Smart animals: bees trained to pull strings for treat (Animals)

by dhw, Thursday, October 06, 2016, 13:03 (2730 days ago) @ David Turell

dhw: … in spite of all the tests and observations of scientists who specialize in all these fields, proving over and over again how intelligent all these organisms are, you insist that the weaverbird is too dumb to have designed its own nest.

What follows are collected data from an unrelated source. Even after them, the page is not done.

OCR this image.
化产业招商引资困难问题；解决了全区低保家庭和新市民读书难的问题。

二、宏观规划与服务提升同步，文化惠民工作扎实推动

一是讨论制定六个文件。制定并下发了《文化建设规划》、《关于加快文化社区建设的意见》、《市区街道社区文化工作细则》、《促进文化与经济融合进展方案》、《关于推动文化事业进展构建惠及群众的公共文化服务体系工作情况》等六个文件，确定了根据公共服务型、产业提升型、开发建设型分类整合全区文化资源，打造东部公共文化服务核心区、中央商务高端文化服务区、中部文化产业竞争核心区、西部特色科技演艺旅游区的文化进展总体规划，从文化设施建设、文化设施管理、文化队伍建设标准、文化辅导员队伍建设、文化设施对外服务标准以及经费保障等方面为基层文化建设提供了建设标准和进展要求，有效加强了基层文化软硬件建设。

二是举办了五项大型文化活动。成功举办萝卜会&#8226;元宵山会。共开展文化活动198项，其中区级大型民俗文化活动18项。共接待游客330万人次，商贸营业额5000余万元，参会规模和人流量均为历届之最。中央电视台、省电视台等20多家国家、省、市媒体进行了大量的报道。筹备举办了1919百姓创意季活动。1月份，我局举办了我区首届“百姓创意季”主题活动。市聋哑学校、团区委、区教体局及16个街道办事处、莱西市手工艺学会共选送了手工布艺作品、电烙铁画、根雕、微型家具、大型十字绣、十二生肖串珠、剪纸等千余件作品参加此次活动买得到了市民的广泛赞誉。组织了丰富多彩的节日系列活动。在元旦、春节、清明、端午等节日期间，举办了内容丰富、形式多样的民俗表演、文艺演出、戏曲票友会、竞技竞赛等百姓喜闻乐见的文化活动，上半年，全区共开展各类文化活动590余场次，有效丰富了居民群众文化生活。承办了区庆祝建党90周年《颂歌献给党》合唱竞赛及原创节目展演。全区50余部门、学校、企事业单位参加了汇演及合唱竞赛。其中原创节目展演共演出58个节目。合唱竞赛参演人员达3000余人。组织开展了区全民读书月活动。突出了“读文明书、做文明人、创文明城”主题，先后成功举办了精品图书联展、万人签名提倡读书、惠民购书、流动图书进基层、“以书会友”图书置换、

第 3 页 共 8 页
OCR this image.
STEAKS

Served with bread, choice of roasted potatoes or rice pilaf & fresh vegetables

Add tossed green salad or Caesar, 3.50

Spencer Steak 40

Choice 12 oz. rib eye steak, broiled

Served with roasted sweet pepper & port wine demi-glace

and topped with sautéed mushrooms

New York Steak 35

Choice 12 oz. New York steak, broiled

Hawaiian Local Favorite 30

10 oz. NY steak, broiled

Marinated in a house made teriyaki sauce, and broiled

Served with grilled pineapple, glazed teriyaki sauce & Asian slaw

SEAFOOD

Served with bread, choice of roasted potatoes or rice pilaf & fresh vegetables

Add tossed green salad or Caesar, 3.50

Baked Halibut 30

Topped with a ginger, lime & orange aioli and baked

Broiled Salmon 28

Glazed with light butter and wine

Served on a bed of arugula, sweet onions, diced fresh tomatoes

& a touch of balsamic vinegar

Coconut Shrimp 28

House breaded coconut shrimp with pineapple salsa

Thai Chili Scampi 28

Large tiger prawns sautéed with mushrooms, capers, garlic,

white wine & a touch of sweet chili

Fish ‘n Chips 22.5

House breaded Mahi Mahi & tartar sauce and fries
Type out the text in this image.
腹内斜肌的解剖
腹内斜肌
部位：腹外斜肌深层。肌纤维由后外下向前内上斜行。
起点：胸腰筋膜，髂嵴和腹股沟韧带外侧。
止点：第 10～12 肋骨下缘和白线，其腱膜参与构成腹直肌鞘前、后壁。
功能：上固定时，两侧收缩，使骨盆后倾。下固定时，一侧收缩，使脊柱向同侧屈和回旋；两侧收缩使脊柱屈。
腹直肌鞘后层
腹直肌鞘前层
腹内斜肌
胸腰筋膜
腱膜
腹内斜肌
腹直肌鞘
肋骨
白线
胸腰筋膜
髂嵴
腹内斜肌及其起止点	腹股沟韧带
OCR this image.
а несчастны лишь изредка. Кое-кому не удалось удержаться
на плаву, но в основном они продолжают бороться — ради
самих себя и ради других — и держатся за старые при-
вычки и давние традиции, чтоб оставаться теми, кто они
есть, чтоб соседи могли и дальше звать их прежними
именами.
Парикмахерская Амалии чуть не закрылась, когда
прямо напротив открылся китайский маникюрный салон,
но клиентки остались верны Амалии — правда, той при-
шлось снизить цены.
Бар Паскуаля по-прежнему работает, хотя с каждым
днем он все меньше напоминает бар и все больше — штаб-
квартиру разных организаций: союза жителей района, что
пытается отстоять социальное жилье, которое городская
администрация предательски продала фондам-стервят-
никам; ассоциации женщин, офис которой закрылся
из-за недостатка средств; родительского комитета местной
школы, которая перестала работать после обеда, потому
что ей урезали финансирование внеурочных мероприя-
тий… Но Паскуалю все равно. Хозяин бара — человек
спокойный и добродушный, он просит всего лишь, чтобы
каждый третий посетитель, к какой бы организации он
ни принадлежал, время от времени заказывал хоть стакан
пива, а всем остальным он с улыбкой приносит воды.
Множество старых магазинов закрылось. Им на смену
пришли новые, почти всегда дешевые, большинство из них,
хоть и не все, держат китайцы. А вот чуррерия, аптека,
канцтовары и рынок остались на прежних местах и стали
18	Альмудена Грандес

DAVID: I suggest you look up an article on the nest, and make your own copy of the nest using straw for the knots. It will take you longer than the birds take, by far. - I have seen the articles and do not doubt the complexity of the nest, or of the nests of bees, wasps, termites, or of the monarch's lifestyle, or of the behaviour of the parasitic wasp and the parasitic fly. The fact that I can't do things that other organisms do so easily suggests to me that they have a different kind of intelligence from mine. And I wonder why your God should have found it necessary to give them all special tuition in order to balance nature to keep life going until humans arrived. - dhw: The admirable method of testing intelligence through setting problems, and then observing how organisms not only solve them but can also learn and copy from one another, echoes the equally mind-boggling example BBella gave us: - https://www.wired.com/2016/09/gorgeous-unsettling-video-evolution-action/?mbid=nl_91216... - dhw: Apparently bees prove their intelligence by solving a problem, but bacteria can only solve a problem if they are preprogrammed by God…
DAVID: The bacteria had some individuals with partial immunity already on board as I have previously explained and you have forgotten or ignored. - Your comments on partial immunity were on a different thread and concerned the Tasmanian devil. The first few colonies in the E.coli experiment actually died. Not much immunity there. Here is your comment, and I stand by my response: - DAVID: “Research has shown that bacteria have more than one metabolic pathway at their command to stay alive when attacked by antibiotics….Those that stay alive simply switch over and use them. It takes some effort and time so the colonies pause…” - Dhw: “Those that stay alive simply switch over…It takes some time and effort”. Hardly “simply” if it takes time and effort and lots of them die, and what sort of “effort” do the survivors make? How do you apply effort if you haven't a clue what you're doing because God has organized it all for you? And if your God preprogrammed all the different “metabolic pathways”, why do some bacteria die and others survive? Did the first cells faill to pass on the right instructions to the unlucky ones? Or if God dabbled, was it HIS time and effort, and he only spent it on the lucky few? - You did not answer any of these questions, but preferred to concentrate on the fact that life is a miracle.